Pictured: The construction firm was sentenced in the Royal Court today.

On 2 February 2021, employees of CNR along with employees of subcontracted companies were working on a 'working platform' to construct external walls to the fourth floor.

A short platform had been installed as per the design drawings the day before to access the external wall of the buildings, but was discovered it was too short to allow access to the back.

It was decided during the morning to change the platform to a longer platform, which resulted in a significant overhang, with the site foreman for CNR installing two props beneath the platform to support it.

The 'anti-tilt bar' was not checked to see if it had locked into place, and the site manager for CNR did not contact the 'Method Department' - the department overseeing construction plans and strategy - about the change of design as he said the project was running two to three days late and he felt under pressure to recover the lost time.

Site managers and foremen were required to follow the drawings with the expectation that any departure from the drawings must be referred back to the department, though the Court heard that this was not formalised in written policy.

An audit conducted after Mr Abreu's fall found that seven platforms had no design drawings and a number of installed brackets did not match designs.

Interviewed about what happened, the company acknowledged the pandemic had created practical difficulties. As a result, one member of the site management team was typically missing at any one time, the frequency of site visits by the French-based company representatives and health and safety team dropped significantly.

The Equipment Team returned to France before the assembly of the work platforms was completed, and agreed that the untrained site manager could do this instead.

Prosecuting, Advocate Chris Baglin said that CNR had "medium culpability", as they "had all of the systems in place but then failed to follow them to the letter resulting in the accident."

Reflecting on the mental and physical damage caused to victim of the health and safety breach, he recommended the court fine the company £135,000, stating that it "marks the seriousness, the risks undertaken and the harms suffered."

Defending CNR, Advocate Christina Hall described the fine as "manifestly excessive" and that the Crown "have simply got it wrong in this case". She argued instead for a fine between £50,000 to £60,000.

She said this was a "one-off failure" from a company that had no infractions since 1969, and that there "were more than appropriate procedures in place" at the time.

Emphasising that it was an "isolated" incident, she added that it was the "result of the actions of one employee only... who had overall responsibility for the site's health and safety."

She argued that that CNR could not have known that the site manager would not abide by this precaution, and that the only legitimate criticism in this regard was the lack of a written procedure outlining the process.

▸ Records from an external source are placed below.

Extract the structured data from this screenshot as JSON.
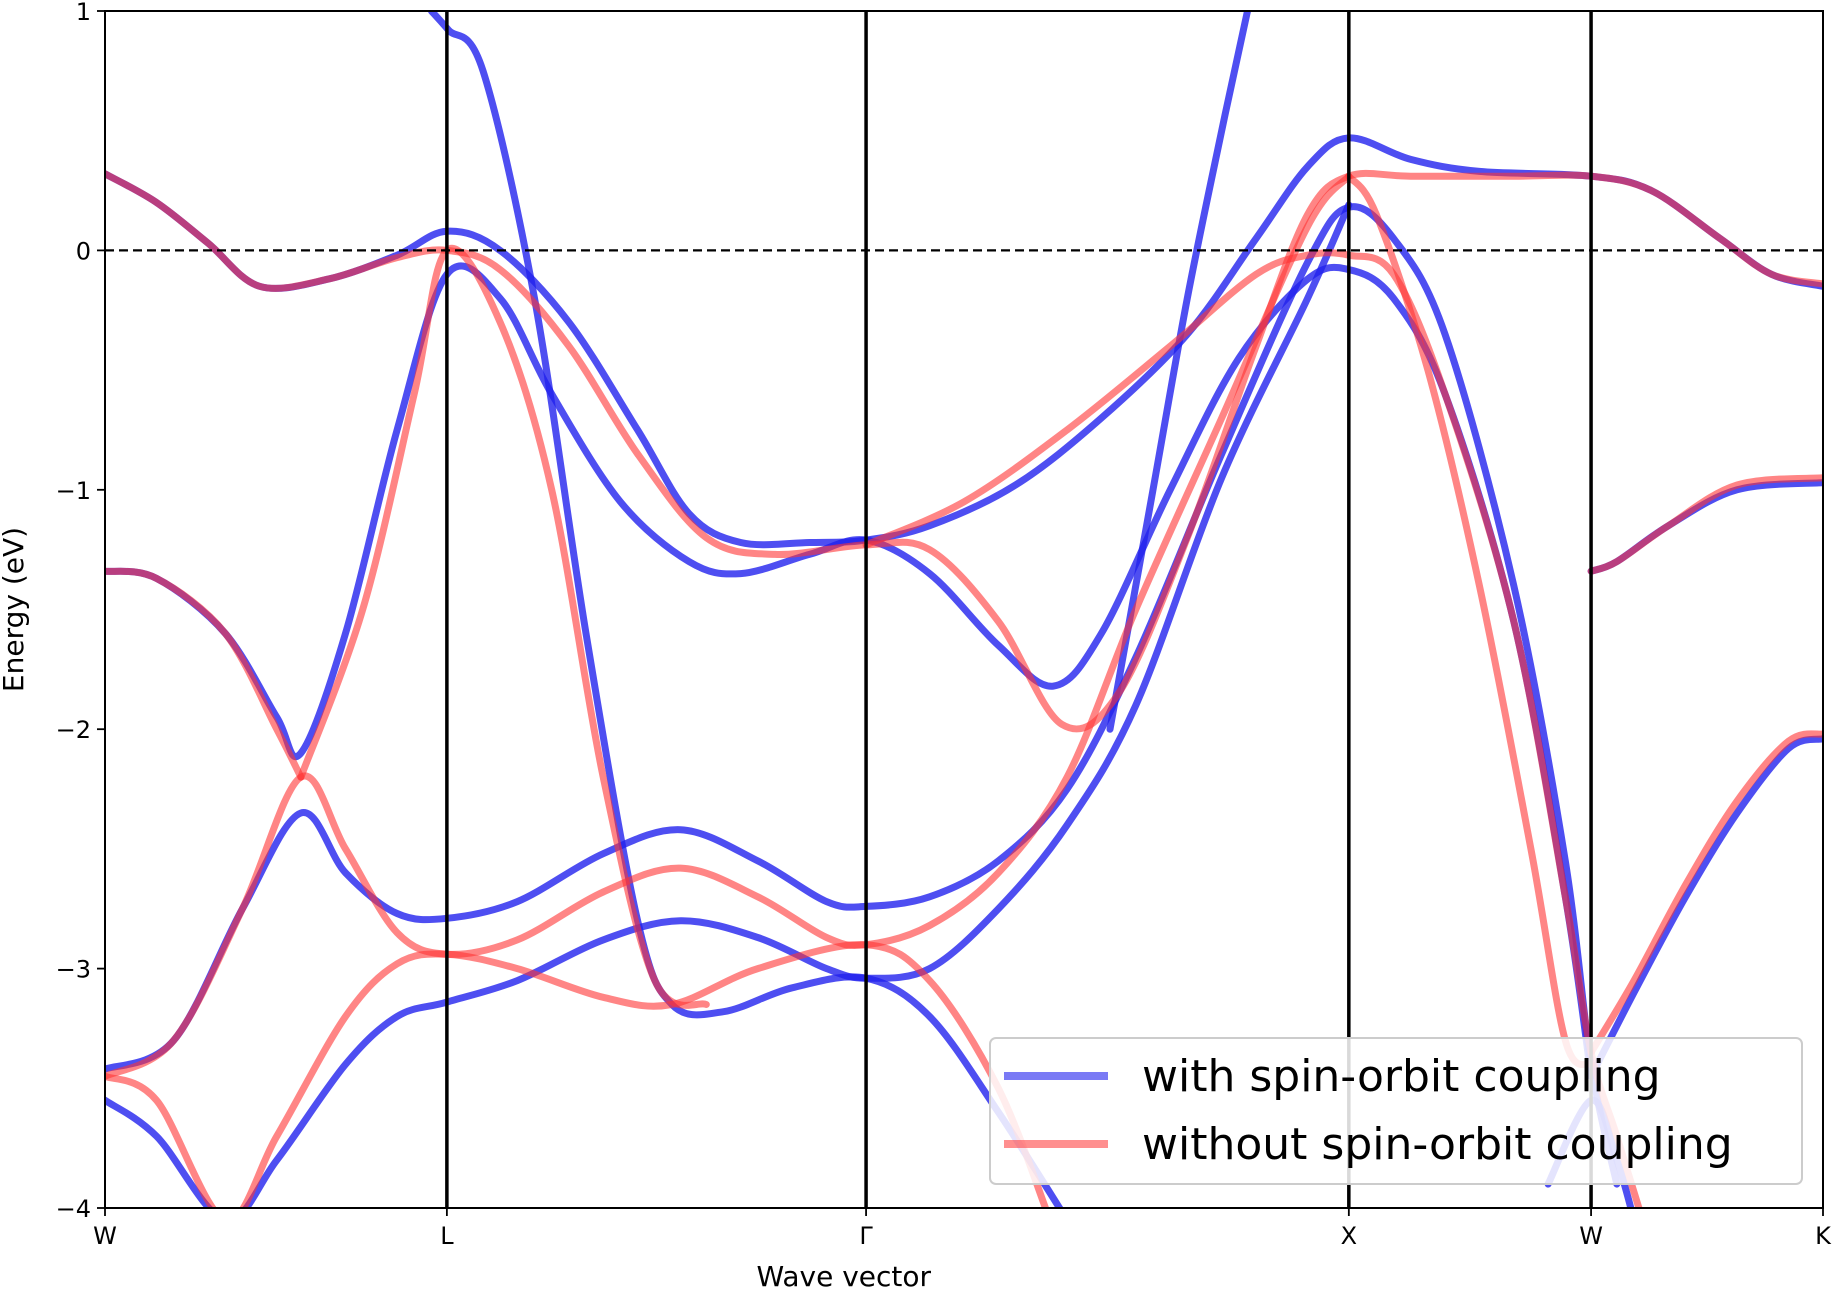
{
  "chart_data": {
    "type": "line",
    "title": "",
    "xlabel": "Wave vector",
    "ylabel": "Energy (eV)",
    "ylim": [
      -4,
      1
    ],
    "xlim": [
      0,
      1
    ],
    "y_ticks": [
      1,
      0,
      -1,
      -2,
      -3,
      -4
    ],
    "y_tick_labels": [
      "1",
      "0",
      "−1",
      "−2",
      "−3",
      "−4"
    ],
    "high_symmetry_points": [
      {
        "label": "W",
        "x": 0.0
      },
      {
        "label": "L",
        "x": 0.199
      },
      {
        "label": "Γ",
        "x": 0.443
      },
      {
        "label": "X",
        "x": 0.724
      },
      {
        "label": "W",
        "x": 0.865
      },
      {
        "label": "K",
        "x": 1.0
      }
    ],
    "fermi_level": 0,
    "grid": false,
    "legend_position": "bottom-right",
    "series": [
      {
        "name": "with spin-orbit coupling",
        "color": "#2222ee",
        "bands": [
          [
            [
              0,
              0.32
            ],
            [
              0.03,
              0.2
            ],
            [
              0.06,
              0.03
            ],
            [
              0.09,
              -0.15
            ],
            [
              0.13,
              -0.12
            ],
            [
              0.17,
              -0.02
            ],
            [
              0.199,
              0.08
            ],
            [
              0.23,
              0.0
            ],
            [
              0.27,
              -0.3
            ],
            [
              0.31,
              -0.75
            ],
            [
              0.34,
              -1.1
            ],
            [
              0.37,
              -1.22
            ],
            [
              0.41,
              -1.22
            ],
            [
              0.443,
              -1.21
            ],
            [
              0.48,
              -1.15
            ],
            [
              0.53,
              -0.98
            ],
            [
              0.58,
              -0.7
            ],
            [
              0.63,
              -0.35
            ],
            [
              0.67,
              0.05
            ],
            [
              0.7,
              0.35
            ],
            [
              0.724,
              0.47
            ],
            [
              0.76,
              0.38
            ],
            [
              0.8,
              0.33
            ],
            [
              0.865,
              0.31
            ],
            [
              0.9,
              0.25
            ],
            [
              0.94,
              0.05
            ],
            [
              0.97,
              -0.1
            ],
            [
              1.0,
              -0.15
            ]
          ],
          [
            [
              0,
              -1.34
            ],
            [
              0.03,
              -1.37
            ],
            [
              0.07,
              -1.6
            ],
            [
              0.1,
              -1.95
            ],
            [
              0.114,
              -2.1
            ],
            [
              0.14,
              -1.6
            ],
            [
              0.17,
              -0.75
            ],
            [
              0.199,
              -0.1
            ],
            [
              0.23,
              -0.2
            ],
            [
              0.26,
              -0.6
            ],
            [
              0.3,
              -1.05
            ],
            [
              0.34,
              -1.3
            ],
            [
              0.37,
              -1.35
            ],
            [
              0.41,
              -1.27
            ],
            [
              0.443,
              -1.21
            ],
            [
              0.48,
              -1.35
            ],
            [
              0.52,
              -1.65
            ],
            [
              0.552,
              -1.82
            ],
            [
              0.58,
              -1.6
            ],
            [
              0.62,
              -1.0
            ],
            [
              0.66,
              -0.45
            ],
            [
              0.7,
              -0.12
            ],
            [
              0.724,
              -0.08
            ],
            [
              0.75,
              -0.2
            ],
            [
              0.78,
              -0.6
            ],
            [
              0.82,
              -1.55
            ],
            [
              0.85,
              -2.7
            ],
            [
              0.865,
              -3.45
            ]
          ],
          [
            [
              0,
              -3.42
            ],
            [
              0.04,
              -3.3
            ],
            [
              0.08,
              -2.75
            ],
            [
              0.114,
              -2.35
            ],
            [
              0.14,
              -2.6
            ],
            [
              0.17,
              -2.77
            ],
            [
              0.199,
              -2.79
            ],
            [
              0.24,
              -2.72
            ],
            [
              0.29,
              -2.52
            ],
            [
              0.335,
              -2.42
            ],
            [
              0.38,
              -2.55
            ],
            [
              0.42,
              -2.72
            ],
            [
              0.443,
              -2.74
            ],
            [
              0.48,
              -2.7
            ],
            [
              0.52,
              -2.55
            ],
            [
              0.56,
              -2.25
            ],
            [
              0.6,
              -1.7
            ],
            [
              0.65,
              -0.85
            ],
            [
              0.7,
              -0.05
            ],
            [
              0.724,
              0.18
            ],
            [
              0.75,
              0.05
            ],
            [
              0.78,
              -0.35
            ],
            [
              0.82,
              -1.4
            ],
            [
              0.85,
              -2.55
            ],
            [
              0.865,
              -3.4
            ],
            [
              0.88,
              -3.9
            ]
          ],
          [
            [
              0,
              -3.55
            ],
            [
              0.03,
              -3.7
            ],
            [
              0.07,
              -4.05
            ],
            [
              0.1,
              -3.8
            ],
            [
              0.14,
              -3.4
            ],
            [
              0.17,
              -3.2
            ],
            [
              0.199,
              -3.14
            ],
            [
              0.24,
              -3.05
            ],
            [
              0.29,
              -2.88
            ],
            [
              0.335,
              -2.8
            ],
            [
              0.38,
              -2.87
            ],
            [
              0.42,
              -3.0
            ],
            [
              0.443,
              -3.04
            ],
            [
              0.48,
              -3.0
            ],
            [
              0.52,
              -2.75
            ],
            [
              0.56,
              -2.4
            ],
            [
              0.6,
              -1.9
            ],
            [
              0.65,
              -0.95
            ],
            [
              0.7,
              -0.2
            ],
            [
              0.724,
              0.19
            ]
          ],
          [
            [
              0.19,
              1.0
            ],
            [
              0.2,
              0.92
            ],
            [
              0.22,
              0.75
            ],
            [
              0.25,
              -0.2
            ],
            [
              0.28,
              -1.6
            ],
            [
              0.31,
              -2.8
            ],
            [
              0.33,
              -3.15
            ],
            [
              0.36,
              -3.18
            ],
            [
              0.4,
              -3.08
            ],
            [
              0.443,
              -3.04
            ],
            [
              0.48,
              -3.2
            ],
            [
              0.52,
              -3.6
            ],
            [
              0.56,
              -4.05
            ]
          ],
          [
            [
              0.585,
              -2.0
            ],
            [
              0.61,
              -1.0
            ],
            [
              0.63,
              -0.2
            ],
            [
              0.65,
              0.5
            ],
            [
              0.665,
              1.0
            ]
          ],
          [
            [
              0.865,
              -1.34
            ],
            [
              0.88,
              -1.3
            ],
            [
              0.91,
              -1.15
            ],
            [
              0.95,
              -1.0
            ],
            [
              1.0,
              -0.97
            ]
          ],
          [
            [
              0.865,
              -3.45
            ],
            [
              0.89,
              -3.1
            ],
            [
              0.92,
              -2.7
            ],
            [
              0.95,
              -2.35
            ],
            [
              0.98,
              -2.08
            ],
            [
              1.0,
              -2.04
            ]
          ],
          [
            [
              0.84,
              -3.9
            ],
            [
              0.865,
              -3.55
            ],
            [
              0.88,
              -3.8
            ],
            [
              0.89,
              -4.05
            ]
          ]
        ]
      },
      {
        "name": "without spin-orbit coupling",
        "color": "#ff3333",
        "bands": [
          [
            [
              0,
              0.32
            ],
            [
              0.03,
              0.2
            ],
            [
              0.06,
              0.03
            ],
            [
              0.09,
              -0.15
            ],
            [
              0.13,
              -0.12
            ],
            [
              0.17,
              -0.03
            ],
            [
              0.199,
              0.0
            ],
            [
              0.23,
              -0.08
            ],
            [
              0.27,
              -0.4
            ],
            [
              0.31,
              -0.85
            ],
            [
              0.35,
              -1.2
            ],
            [
              0.39,
              -1.27
            ],
            [
              0.443,
              -1.23
            ],
            [
              0.48,
              -1.25
            ],
            [
              0.52,
              -1.55
            ],
            [
              0.557,
              -1.98
            ],
            [
              0.59,
              -1.85
            ],
            [
              0.63,
              -1.2
            ],
            [
              0.67,
              -0.4
            ],
            [
              0.7,
              0.15
            ],
            [
              0.724,
              0.31
            ],
            [
              0.76,
              0.31
            ],
            [
              0.82,
              0.31
            ],
            [
              0.865,
              0.31
            ],
            [
              0.9,
              0.25
            ],
            [
              0.94,
              0.05
            ],
            [
              0.97,
              -0.1
            ],
            [
              1.0,
              -0.14
            ]
          ],
          [
            [
              0,
              -3.45
            ],
            [
              0.04,
              -3.3
            ],
            [
              0.08,
              -2.75
            ],
            [
              0.114,
              -2.2
            ],
            [
              0.14,
              -2.5
            ],
            [
              0.17,
              -2.85
            ],
            [
              0.199,
              -2.94
            ],
            [
              0.24,
              -2.88
            ],
            [
              0.29,
              -2.68
            ],
            [
              0.335,
              -2.58
            ],
            [
              0.38,
              -2.7
            ],
            [
              0.42,
              -2.87
            ],
            [
              0.443,
              -2.9
            ],
            [
              0.48,
              -2.82
            ],
            [
              0.52,
              -2.6
            ],
            [
              0.56,
              -2.2
            ],
            [
              0.6,
              -1.5
            ],
            [
              0.65,
              -0.7
            ],
            [
              0.7,
              0.1
            ],
            [
              0.724,
              0.31
            ]
          ],
          [
            [
              0,
              -3.45
            ],
            [
              0.03,
              -3.55
            ],
            [
              0.07,
              -4.05
            ],
            [
              0.1,
              -3.7
            ],
            [
              0.14,
              -3.2
            ],
            [
              0.17,
              -2.98
            ],
            [
              0.199,
              -2.94
            ],
            [
              0.24,
              -3.0
            ],
            [
              0.29,
              -3.12
            ],
            [
              0.33,
              -3.15
            ],
            [
              0.38,
              -3.0
            ],
            [
              0.443,
              -2.9
            ],
            [
              0.48,
              -3.05
            ],
            [
              0.52,
              -3.5
            ],
            [
              0.55,
              -4.05
            ]
          ],
          [
            [
              0.114,
              -2.2
            ],
            [
              0.15,
              -1.5
            ],
            [
              0.18,
              -0.6
            ],
            [
              0.199,
              0.0
            ],
            [
              0.23,
              -0.3
            ],
            [
              0.26,
              -1.0
            ],
            [
              0.29,
              -2.2
            ],
            [
              0.32,
              -3.05
            ],
            [
              0.35,
              -3.15
            ]
          ],
          [
            [
              0.443,
              -1.23
            ],
            [
              0.5,
              -1.05
            ],
            [
              0.56,
              -0.75
            ],
            [
              0.62,
              -0.4
            ],
            [
              0.67,
              -0.1
            ],
            [
              0.7,
              -0.02
            ],
            [
              0.724,
              -0.02
            ],
            [
              0.75,
              -0.1
            ],
            [
              0.78,
              -0.6
            ],
            [
              0.82,
              -1.55
            ],
            [
              0.85,
              -2.7
            ],
            [
              0.865,
              -3.35
            ],
            [
              0.88,
              -3.7
            ],
            [
              0.895,
              -4.05
            ]
          ],
          [
            [
              0.0,
              -1.34
            ],
            [
              0.03,
              -1.37
            ],
            [
              0.07,
              -1.6
            ],
            [
              0.1,
              -2.0
            ],
            [
              0.114,
              -2.2
            ]
          ],
          [
            [
              0.865,
              -1.34
            ],
            [
              0.88,
              -1.3
            ],
            [
              0.91,
              -1.15
            ],
            [
              0.95,
              -0.98
            ],
            [
              1.0,
              -0.95
            ]
          ],
          [
            [
              0.865,
              -3.35
            ],
            [
              0.89,
              -3.05
            ],
            [
              0.92,
              -2.65
            ],
            [
              0.95,
              -2.3
            ],
            [
              0.98,
              -2.05
            ],
            [
              1.0,
              -2.02
            ]
          ],
          [
            [
              0.724,
              0.31
            ],
            [
              0.74,
              0.15
            ],
            [
              0.77,
              -0.5
            ],
            [
              0.8,
              -1.4
            ],
            [
              0.83,
              -2.5
            ],
            [
              0.85,
              -3.3
            ],
            [
              0.865,
              -3.4
            ]
          ]
        ]
      }
    ]
  }
}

"...There's not much more this defendant company could have done to ensure the site manager could have complied with a procedure that he knew existed and should have followed," she said.

The other failure she said the company accepted was that the assembly of the anti-tilt bar should have been overseen by two people rather than one, which was the usual procedure.

She said that both the the site foreman and the site manager had since been disciplined with a written warning, that the site manager has been moved to a smaller site where he is being monitored to ensure he follows rules, and that the company has updated its measures to make sure staff follow procedures.

Handing down the Court's sentence, Deputy Bailiff Robert MacRae - sitting with Jurats Charles Blampied and Jane Ronge - said: "This was a serious breach of the health and safety legislation leading directly to catastrophic injuries suffered by [the victim], which will have a lifelong effect upon him and the total fine that we impose on the defendant company is £100,000."

The firm will also have to pay £5,000 in prosecution costs.